Now see, I can follow the line of thinking that produces "shuchu ryoku," Shioda Kancho was definitely all about that. I can feel "shuchu ryoku" when I do a technique correctly. My timing is perfect, I have off balanced the uke, my body is in correct alignment, I apply the technique correctly, my movements have been precise and efficent, zanshin,etc. Not that it really happens that often...
(gotta watch that back heel!)
That's a concept that I can feel, understand, and practice. This other stuff, I don't know...alot of it seems to be wrapped up in Shinto mysticism that really has nothing to do with training for me.
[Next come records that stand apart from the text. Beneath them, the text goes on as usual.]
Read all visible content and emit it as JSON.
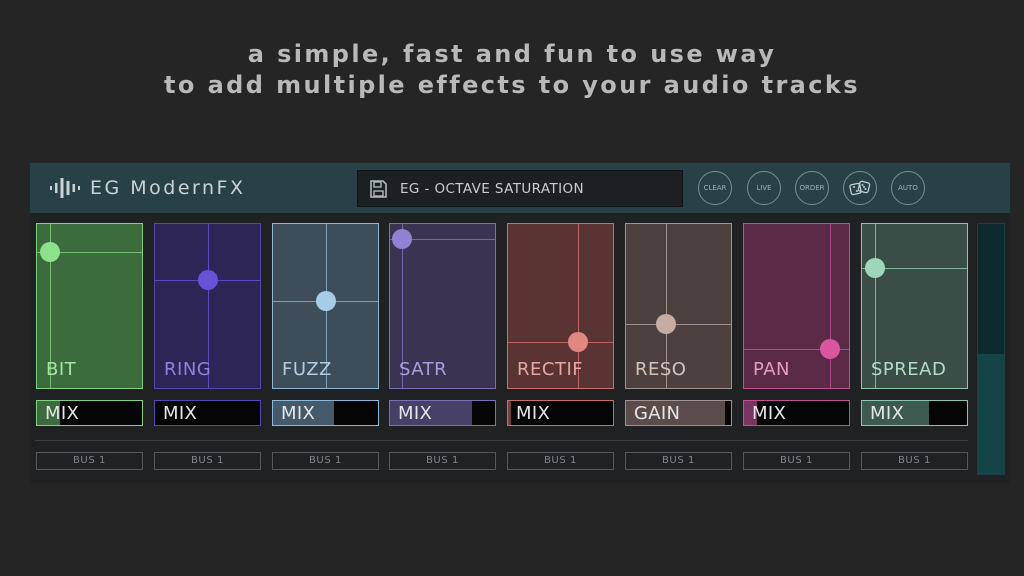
{
  "tagline": {
    "line1": "a simple, fast and fun to use way",
    "line2": "to add multiple effects to your audio tracks"
  },
  "header": {
    "logo_text": "EG ModernFX",
    "logo_icon": "waveform-icon",
    "preset_name": "EG - OCTAVE SATURATION",
    "preset_icon": "save-icon",
    "buttons": [
      {
        "label": "CLEAR"
      },
      {
        "label": "LIVE"
      },
      {
        "label": "ORDER"
      },
      {
        "label": "",
        "icon": "dice-icon"
      },
      {
        "label": "AUTO"
      }
    ]
  },
  "colors": {
    "background": "#252525",
    "header": "#274147",
    "panel": "#1f2123"
  },
  "effects": [
    {
      "name": "BIT",
      "control_label": "MIX",
      "bus": "BUS 1",
      "pad_x": 0.12,
      "pad_y": 0.17,
      "amount": 0.22,
      "bg": "#3c6b3e",
      "border": "#7fd27e",
      "line": "#6fbf6f",
      "knob": "#8fe08c",
      "label_color": "#a8e6a3",
      "fill": "#3c6b3e"
    },
    {
      "name": "RING",
      "control_label": "MIX",
      "bus": "BUS 1",
      "pad_x": 0.5,
      "pad_y": 0.34,
      "amount": 0.0,
      "bg": "#2c2555",
      "border": "#5547b5",
      "line": "#5a4cc0",
      "knob": "#6a52d6",
      "label_color": "#8f82dd",
      "fill": "#2c2555"
    },
    {
      "name": "FUZZ",
      "control_label": "MIX",
      "bus": "BUS 1",
      "pad_x": 0.5,
      "pad_y": 0.47,
      "amount": 0.58,
      "bg": "#3e4d5a",
      "border": "#8cb7d8",
      "line": "#7aa0bd",
      "knob": "#a5cde8",
      "label_color": "#b4cde0",
      "fill": "#44596a"
    },
    {
      "name": "SATR",
      "control_label": "MIX",
      "bus": "BUS 1",
      "pad_x": 0.11,
      "pad_y": 0.09,
      "amount": 0.78,
      "bg": "#3a3452",
      "border": "#7c6fb5",
      "line": "#7468ad",
      "knob": "#8f82d1",
      "label_color": "#a89edb",
      "fill": "#463f66"
    },
    {
      "name": "RECTIF",
      "control_label": "MIX",
      "bus": "BUS 1",
      "pad_x": 0.67,
      "pad_y": 0.72,
      "amount": 0.03,
      "bg": "#5a3433",
      "border": "#c7706b",
      "line": "#b8635e",
      "knob": "#e08781",
      "label_color": "#e3a8a3",
      "fill": "#7a3f3c"
    },
    {
      "name": "RESO",
      "control_label": "GAIN",
      "bus": "BUS 1",
      "pad_x": 0.38,
      "pad_y": 0.61,
      "amount": 0.94,
      "bg": "#4d4140",
      "border": "#a1928f",
      "line": "#a08f8a",
      "knob": "#c7aca2",
      "label_color": "#d4c3bd",
      "fill": "#5a4c4a"
    },
    {
      "name": "PAN",
      "control_label": "MIX",
      "bus": "BUS 1",
      "pad_x": 0.82,
      "pad_y": 0.76,
      "amount": 0.12,
      "bg": "#5a2a46",
      "border": "#c0508f",
      "line": "#b24b85",
      "knob": "#d9559f",
      "label_color": "#e49cc3",
      "fill": "#7a3460"
    },
    {
      "name": "SPREAD",
      "control_label": "MIX",
      "bus": "BUS 1",
      "pad_x": 0.12,
      "pad_y": 0.27,
      "amount": 0.64,
      "bg": "#3a4d47",
      "border": "#8cc6ad",
      "line": "#7fb59f",
      "knob": "#9fd6bb",
      "label_color": "#b2dcc8",
      "fill": "#3d5a50"
    }
  ],
  "output_meter": {
    "level": 0.48,
    "color": "#124448"
  }
}
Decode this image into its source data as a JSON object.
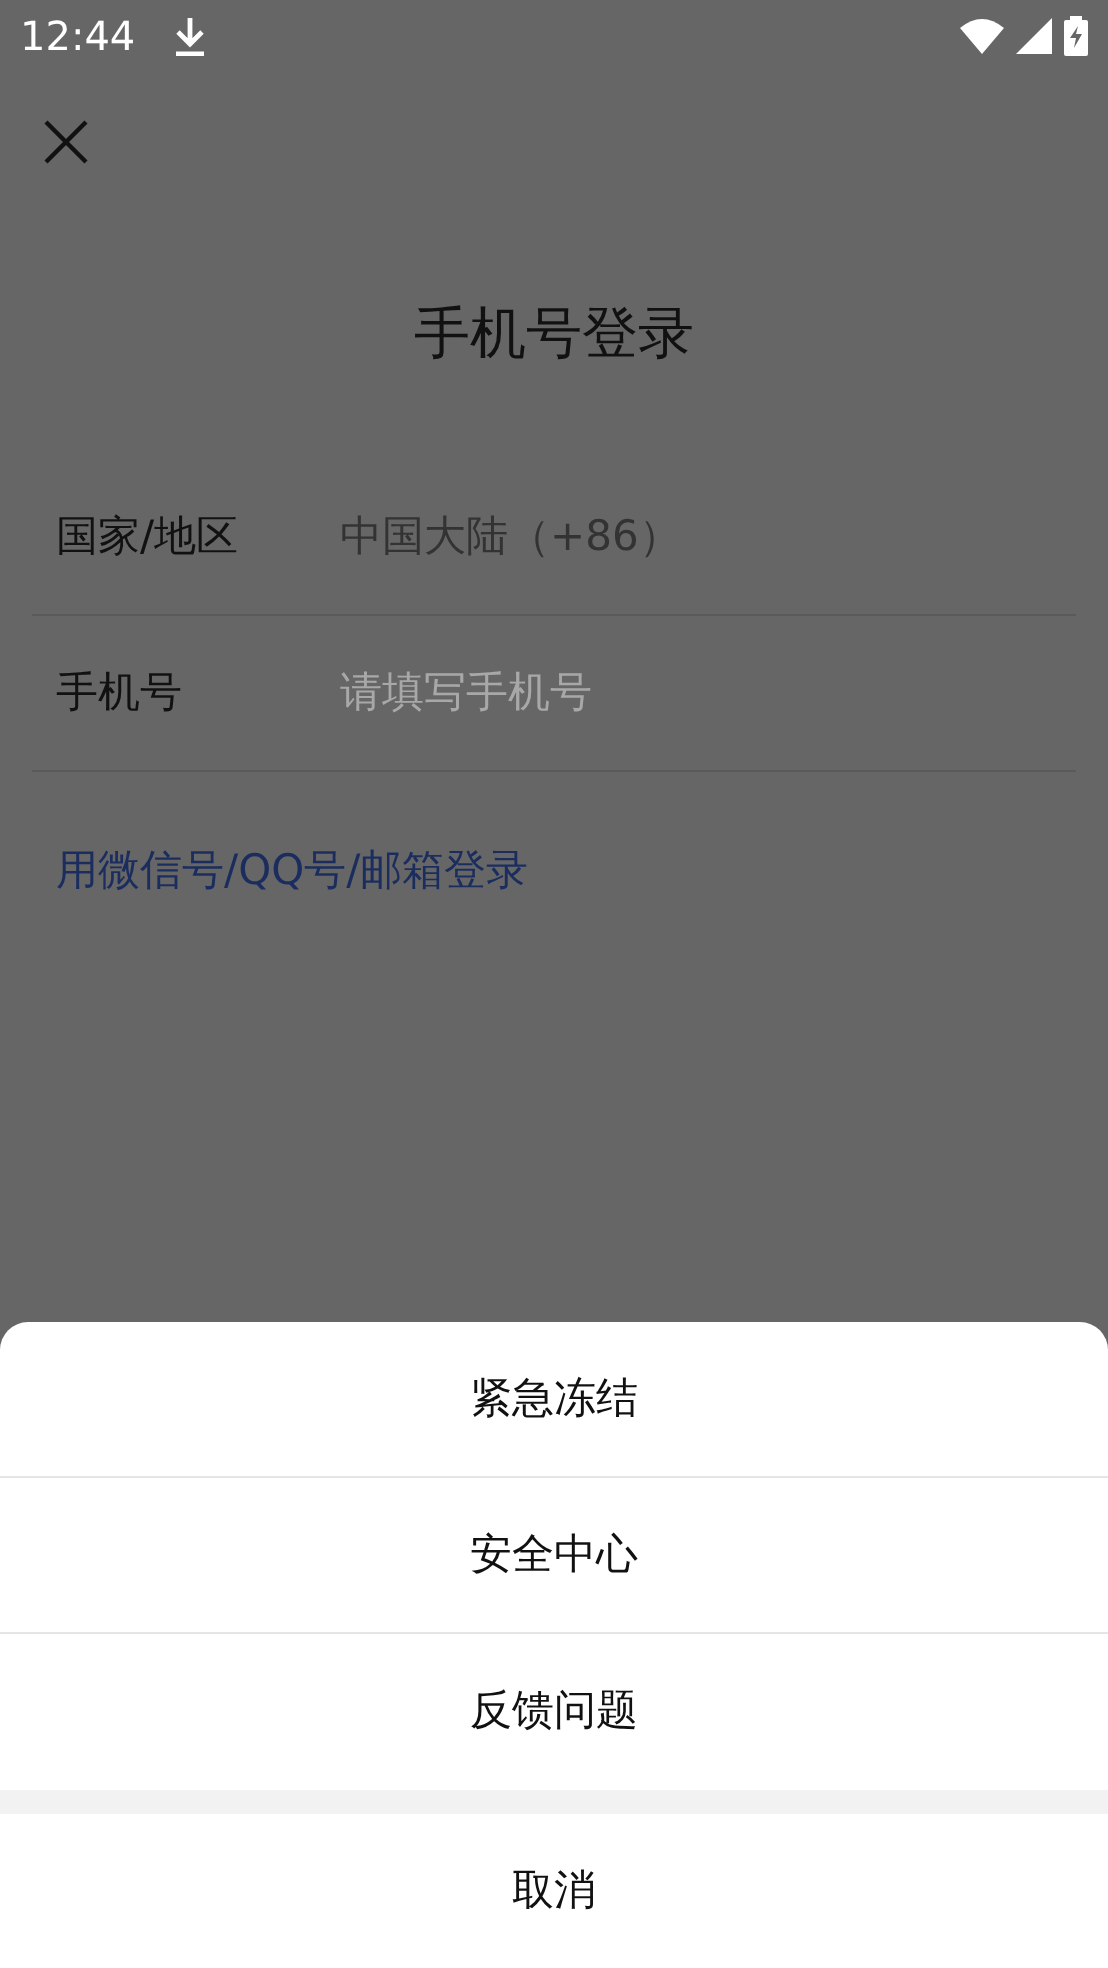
{
  "status_bar": {
    "time": "12:44"
  },
  "title": "手机号登录",
  "fields": [
    {
      "label": "国家/地区",
      "value": "中国大陆（+86）"
    },
    {
      "label": "手机号",
      "placeholder": "请填写手机号"
    }
  ],
  "alt_login_link": "用微信号/QQ号/邮箱登录",
  "action_sheet": {
    "items": [
      "紧急冻结",
      "安全中心",
      "反馈问题"
    ],
    "cancel": "取消"
  }
}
Sure, O Sensei was into it but big deal. Ghandi was Hindu, does that mean I have to become Hindu to learn from him or follow his example? Or do exactly
everything he did? I don't think so.
I can practice hard/train hard in Aikido, develop excellent technique, and integrate the philosophical concepts of Aikido into my life quite easily without it (ki training/misogi/etc). Some (read, me) would argue that people can actually benefit from not
doing it and instead spend that extra free time on actually training.
You don't learn to ride a bike from thinking about it, reading about it, talking about it, or doing supplemental exercises to increase your bike ridiing skills. You learn to ride a bike by doing it.
Seems to me Aikido is the same way. Just a hell of alot harder.